How did you get started in fictional writing and where are you today?
Breakfield and Burkey began working together in the 90s in the high-tech world. We were contact center consultants for a manufacturer based in Richardson. At that time telecom corridor was on a meteoric rise. Skilled people couldn’t be hired fast enough and when the Nortel office space became too tight, many of us were told to work from home until more buildings could be built. Then came the Dot.Com bubble burst and our high telephony world saw the wheels sheer off the company. Cutback after cutback continued with quarterly layoffs common occurrences. In one very painful instance, HR simply herded targeted employees into a large meeting room so they could be laid off in mass.
The situation was easily classified as fluid. During this rough time of worrisome layoff potential, Rox Burkey found a publishing company that wanted professionals to write technology white papers for them, so she volunteered us. In our profession we’d built training materials for Nortel along with certification courses, in between visiting customers sites to meet with all levels of the business and provide written analyses of things the business could consider to improve their technology utilization. For us, it seemed like an easy jump to add that into our regular work.
Trouble was that writing high tech manuals is reasonably unsatisfying, let alone somewhat dry to the majority of the population. It takes six to nine months to research and write a tech manual. By the time it through the editing, reviews, and then released, it’s out of date. After our second non-fictional technology book, Charles Breakfield stomped off and said no more.
Shortly after that, Rox Burkey popped up one day with her contagious enthusiasm and said, “Okay, new deal! Let’s write fictional stories with high tech baked in. We get to pitch our stories and keep our love of technology in the background, it’ll be great!”
It would have been too, except The Great Recession of 2008 slammed into us very hard. Breakfield was laid off and Burkey was stuck in a lab technician role that bordered on mental cruelty.

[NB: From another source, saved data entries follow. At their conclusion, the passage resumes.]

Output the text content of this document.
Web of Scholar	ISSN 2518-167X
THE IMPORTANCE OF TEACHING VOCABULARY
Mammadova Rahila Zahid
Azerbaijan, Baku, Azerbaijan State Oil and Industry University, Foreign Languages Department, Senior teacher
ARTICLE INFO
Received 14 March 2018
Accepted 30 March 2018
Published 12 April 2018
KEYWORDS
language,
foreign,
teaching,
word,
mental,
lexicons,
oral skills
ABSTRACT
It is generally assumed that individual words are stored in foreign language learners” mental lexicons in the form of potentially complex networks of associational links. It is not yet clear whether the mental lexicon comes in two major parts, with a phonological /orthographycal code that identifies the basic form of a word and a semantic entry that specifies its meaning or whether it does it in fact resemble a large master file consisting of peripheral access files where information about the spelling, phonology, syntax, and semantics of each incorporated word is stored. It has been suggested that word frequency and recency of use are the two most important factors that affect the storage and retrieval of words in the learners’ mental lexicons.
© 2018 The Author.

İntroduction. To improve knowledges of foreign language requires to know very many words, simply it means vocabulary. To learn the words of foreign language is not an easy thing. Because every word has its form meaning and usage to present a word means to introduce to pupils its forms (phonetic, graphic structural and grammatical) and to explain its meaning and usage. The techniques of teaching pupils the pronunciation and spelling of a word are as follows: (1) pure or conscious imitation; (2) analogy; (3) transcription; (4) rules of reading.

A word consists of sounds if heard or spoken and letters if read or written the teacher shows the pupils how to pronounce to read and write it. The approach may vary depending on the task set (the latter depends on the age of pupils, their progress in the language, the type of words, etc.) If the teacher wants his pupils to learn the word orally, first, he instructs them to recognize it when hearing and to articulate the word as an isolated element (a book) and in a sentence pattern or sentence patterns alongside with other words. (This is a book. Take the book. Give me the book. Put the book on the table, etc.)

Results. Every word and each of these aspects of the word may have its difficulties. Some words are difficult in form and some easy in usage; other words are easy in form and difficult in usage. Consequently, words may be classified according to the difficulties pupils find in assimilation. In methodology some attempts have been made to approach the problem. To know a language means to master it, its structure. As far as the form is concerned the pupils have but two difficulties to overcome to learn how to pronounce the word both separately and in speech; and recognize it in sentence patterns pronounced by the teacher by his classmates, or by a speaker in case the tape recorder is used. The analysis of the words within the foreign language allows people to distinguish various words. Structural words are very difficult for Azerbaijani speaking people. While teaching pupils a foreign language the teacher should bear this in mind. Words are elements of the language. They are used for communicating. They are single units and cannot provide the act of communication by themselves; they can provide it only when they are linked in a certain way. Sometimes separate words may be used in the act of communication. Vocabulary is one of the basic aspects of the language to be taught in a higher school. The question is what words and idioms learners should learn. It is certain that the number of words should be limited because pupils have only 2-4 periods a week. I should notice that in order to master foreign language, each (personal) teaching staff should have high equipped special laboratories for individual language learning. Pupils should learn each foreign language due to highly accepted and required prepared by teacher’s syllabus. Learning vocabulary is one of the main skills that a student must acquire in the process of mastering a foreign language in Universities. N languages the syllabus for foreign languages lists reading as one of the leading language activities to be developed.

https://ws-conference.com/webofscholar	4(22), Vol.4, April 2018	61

Our Enigma Book series was born during those dark times. We dug ourselves out of those tough years, partly because we are hardworking individuals and because we had the diversion of working on something we actually liked, storytelling. In 2012, we landed back at a new high-tech firm in different business units, and our first book The Enigma Factor saw its printing debut. We also launched our own small press to publish The Enigma Factor so we could retain artistic control. With 10 Techno-Thrillers in the series today we are glad we took that path.
We have been fortunate to win some awards for the books and our short stories which we take to events in Texas such as North Texas Comic Book Shows, Libraries, and book festivals in and around Texas. Talking about our stories is fun, but listening to readers and hearing ideas during interactions as these events make for great new characters. Yep, book 11 is in the works.
Breakfield and Burkey
Have you had some struggles or obstacles along your writing path?
There is a huge gap between a kept author supported by a huge New York publishing house and being an author managing their own small press. Writing, for us, isn’t the hard part. Writing fictional Techno-Thrillers and short stories is the fun and juicy part. Marketing is the real challenge. As technology geeks trusting social media doesn’t come easily. We’ve made friends with many new people that wouldn’t have been possible without the writing.
Even though our stories are set in multiple countries, we spend a lot of time traveling within Texas to build a grassroots support. As a small press, we are part of a new wave of authors trying to get mindshare in a business with the inroads to technology allowing hundreds of books to be released daily. New friends like Dallas Geeks, North Texas Comic Book Show, Good Morning Texas, Published Page Bookstore in Cleburne, Decatur Library, Carrolton Library, and Dallas Area Writers Group (DAWG) are much like extended family to us. Libraries, author writing groups, screen writer groups, and film production houses here in Texas are our favorite targets for us to gain mindshare.
We’ve had to learn so much on our own. Paperback is one process, eBooks has a whole different learning curve, especially with file formats. As we took our properties to audiobook formats, we learned a significantly different process with some mistakes along the way. No mistake however in our virtuoso narrator of 8 books in the series Derek Shoales. In trying to take our stories to the screen we are coming across a whole new set of people with a totally different expectation for conversation on our stories.